Sources indicated that the EC, convinced that the changes it had proposed in October in the manifesto guidelines, which form part of the model code, will enhance financial transparency on poll promises and help the voter make an informed decision, is likely to go ahead with the necessary changes. In all probability, the assembly elections in Meghalaya, Nagaland, Tripura and Karnataka — due in the first half of 2023 — will see rollout of the standardised declaration by parties on promise-wise expenditure, targeted beneficiaries and intended sources of funding of their manifesto promises.
That the EC was never in doubt about its initiative was evident when CEC Rajiv Kumar had, while announcing polls in Himachal in October, pointed to a large number of democracies across the world facing serious macro-economic crises on account of populism.

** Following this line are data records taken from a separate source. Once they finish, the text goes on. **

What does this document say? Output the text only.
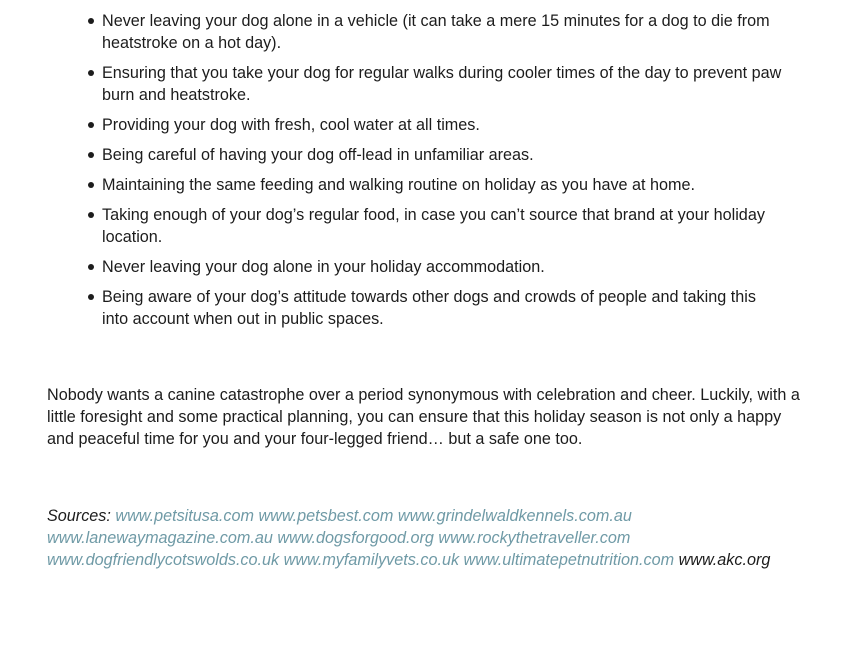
Never leaving your dog alone in a vehicle (it can take a mere 15 minutes for a dog to die from heatstroke on a hot day).
Ensuring that you take your dog for regular walks during cooler times of the day to prevent paw burn and heatstroke.
Providing your dog with fresh, cool water at all times.
Being careful of having your dog off-lead in unfamiliar areas.
Maintaining the same feeding and walking routine on holiday as you have at home.
Taking enough of your dog’s regular food, in case you can’t source that brand at your holiday location.
Never leaving your dog alone in your holiday accommodation.
Being aware of your dog’s attitude towards other dogs and crowds of people and taking this into account when out in public spaces.

Nobody wants a canine catastrophe over a period synonymous with celebration and cheer. Luckily, with a little foresight and some practical planning, you can ensure that this holiday season is not only a happy and peaceful time for you and your four-legged friend… but a safe one too.

Sources: www.petsitusa.com www.petsbest.com www.grindelwaldkennels.com.au www.lanewaymagazine.com.au www.dogsforgood.org www.rockythetraveller.com www.dogfriendlycotswolds.co.uk www.myfamilyvets.co.uk www.ultimatepetnutrition.com www.akc.org
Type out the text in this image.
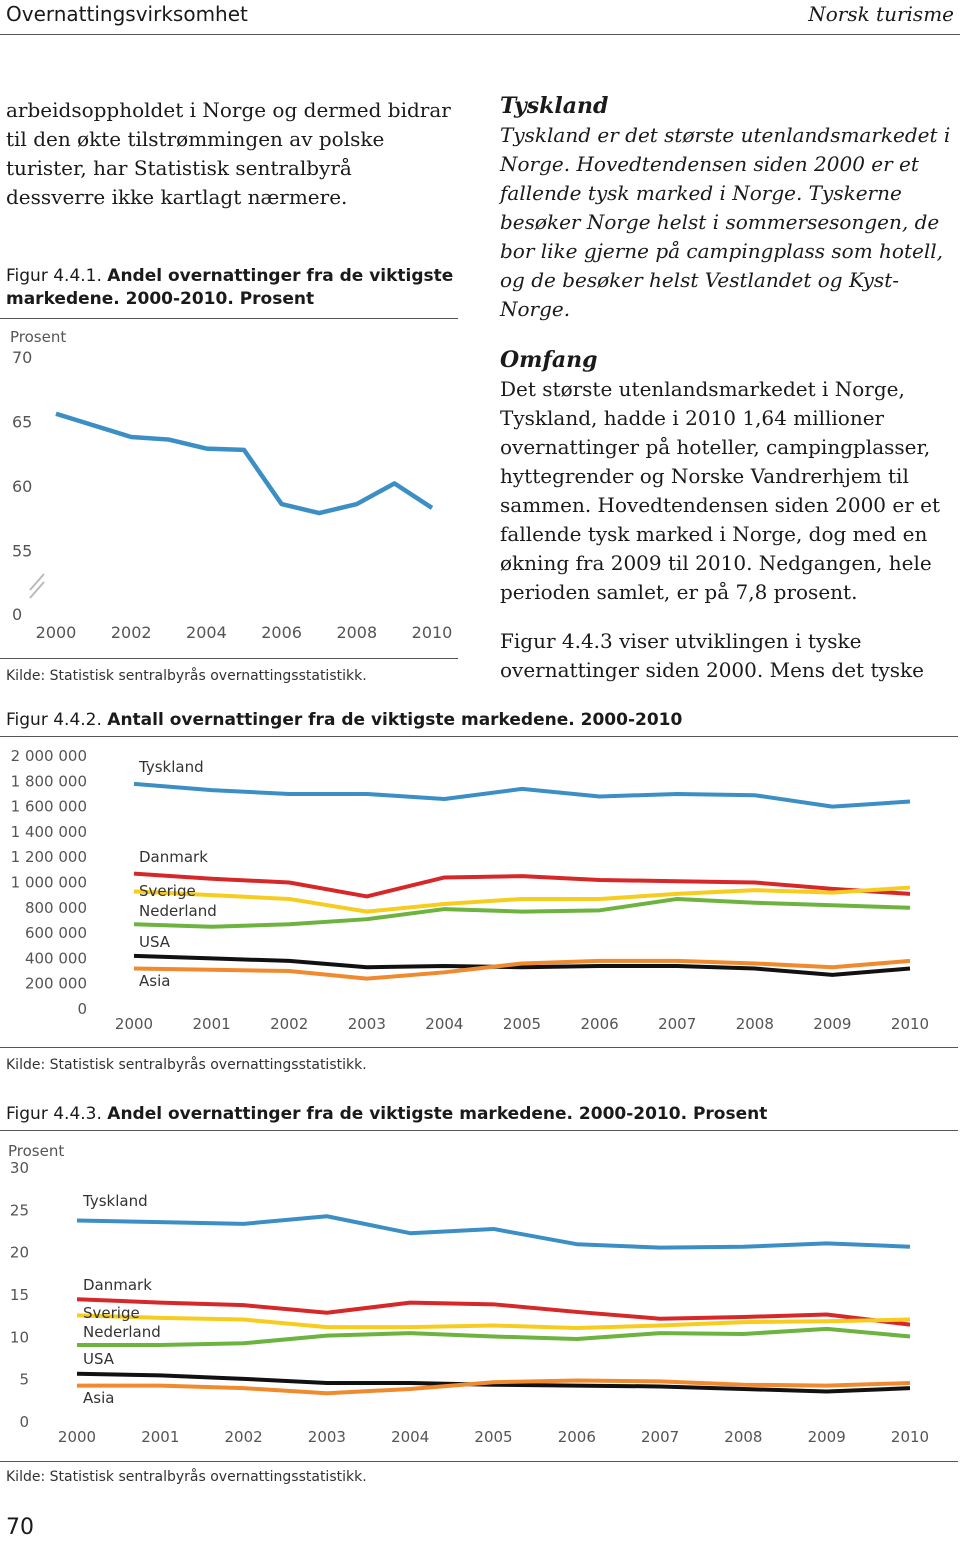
Overnattingsvirksomhet	Norsk turisme
arbeidsoppholdet i Norge og dermed bidrar til den økte tilstrømmingen av polske turister, har Statistisk sentralbyrå dessverre ikke kartlagt nærmere.
Figur 4.4.1. Andel overnattinger fra de viktigste markedene. 2000-2010. Prosent
Prosent
70
65
60
55
0
2000 2002 2004 2006 2008 2010
Kilde: Statistisk sentralbyrås overnattingsstatistikk.

Tyskland

Tyskland er det største utenlandsmarkedet i Norge. Hovedtendensen siden 2000 er et fallende tysk marked i Norge. Tyskerne besøker Norge helst i sommersesongen, de bor like gjerne på campingplass som hotell, og de besøker helst Vestlandet og Kyst-Norge.

Omfang

Det største utenlandsmarkedet i Norge, Tyskland, hadde i 2010 1,64 millioner overnattinger på hoteller, campingplasser, hyttegrender og Norske Vandrerhjem til sammen. Hovedtendensen siden 2000 er et fallende tysk marked i Norge, dog med en økning fra 2009 til 2010. Nedgangen, hele perioden samlet, er på 7,8 prosent.

Figur 4.4.3 viser utviklingen i tyske overnattinger siden 2000. Mens det tyske

Figur 4.4.2. Antall overnattinger fra de viktigste markedene. 2000-2010
2 000 000
1 800 000
1 600 000
1 400 000
1 200 000
1 000 000
800 000
600 000
400 000
200 000
0
2000	2001	2002	2003	2004	2005	2006	2007	2008	2009	2010
Tyskland
Danmark
Sverige
Nederland
USA
Asia
Kilde: Statistisk sentralbyrås overnattingsstatistikk.
Figur 4.4.3. Andel overnattinger fra de viktigste markedene. 2000-2010. Prosent
Prosent
30
25
20
15
10
5
0
2000	2001	2002	2003	2004	2005	2006	2007	2008	2009	2010
Tyskland
Danmark
Sverige
Nederland
USA
Asia
Kilde: Statistisk sentralbyrås overnattingsstatistikk.
70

He had clarified that the EC’s basic principle behind mooting a standardised format for disclosures by parties on source of funding of their promises was to balance the democratic right of the parties to make poll promises with their responsibility to offer the voter transparency on economic aspects of those promises.
“Our existing MCC guidelines talk of two things — which is also the judicial pronouncement (by the Supreme Court) in the Balaji case — rationale of the promise and ways and means to fulfil that promise. What is being attempted (by EC) is only to provide a standardised format to make that rationale as well as ways and means known. Let the voter decide,” said Kumar, who TOI learned, had to devise the standardised proforma from scratch in the absence of any blueprint.
Incidentally, the EC has refrained from getting into the issue of defining a “freebie” or distinguishing it from a poll promise. An EC official said apart from requiring transparency from parties on poll promises, the standardised format would also require the party in power to offer a report card on the state of its finances as it seeks re-election.
TOI has learned that the EC may have consciously chosen not to move ahead with the proposal it had circulated to around 60 recognised national and regional parties on October 4, 2022, and sought their comments by October 19, as the assembly polls in Himachal and Gujarat as well as other bypolls got under way. There was a sense that rushing the initiative on financial transparency of poll promises could lead to a situation where the EC may be seen as siding with the BJP, which has been at the forefront of the campaign against “poll freebies”.